According to Mr. Mamadou Coulibaly, General Manager of Orange- Liberia, who has complained at the Supreme Court of Liberia, is quoted in France-based JeuneAfrique magazine claiming “We pay an average of 20 million US dollar in taxes each year. On iis own, this surcharge represents $32 million turnover of 63.1 million. While such figures seem high, they do not correlate to the situation Orange faces in Guinea where it has higher charges and yet has enjoyed immense growth and profitability.
According to the GSMA, the global telecommunications trade association chaired the Orange Chief Executive Officer, in Guinea Orange pays the equivalent of $0.63 cents per minute surcharge and 5% surcharge on internet services. The new surcharge in Liberia effective March 2020 shall be very similar at $0.80 cents per minute and 5% on internet services. Unlike in Guinea, Liberia is not raising its GST from 15% to 18%, its corporate tax rate from 25% to 35%, introducing SMS surcharges of $1.1 cents per SMS or the substantial spectrum fees that are imposed on top of licenses costs.

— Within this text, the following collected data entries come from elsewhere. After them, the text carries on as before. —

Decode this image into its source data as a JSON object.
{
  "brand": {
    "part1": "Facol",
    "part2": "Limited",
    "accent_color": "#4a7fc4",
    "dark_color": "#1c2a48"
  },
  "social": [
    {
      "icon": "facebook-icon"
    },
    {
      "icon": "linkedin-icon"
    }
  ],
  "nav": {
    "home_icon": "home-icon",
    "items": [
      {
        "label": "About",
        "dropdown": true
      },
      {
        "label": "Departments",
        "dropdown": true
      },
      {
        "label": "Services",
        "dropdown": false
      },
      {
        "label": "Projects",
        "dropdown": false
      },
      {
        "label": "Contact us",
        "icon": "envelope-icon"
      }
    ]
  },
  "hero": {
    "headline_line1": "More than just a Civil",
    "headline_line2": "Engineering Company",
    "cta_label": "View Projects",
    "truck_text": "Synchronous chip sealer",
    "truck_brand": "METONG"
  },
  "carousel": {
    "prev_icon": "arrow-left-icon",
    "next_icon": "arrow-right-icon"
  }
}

Notwithstanding these surcharges, Guinea has not assisted Operators with mandated price floors. Therefore, it is reasonable to anticipate regulatory surcharges will not change the Operators ability to prosper. In fact, with the regulatory support of price floors, the Operators may thrive even more so than they do in Guinea and other West African countries which do not offer such friendly regulatory support.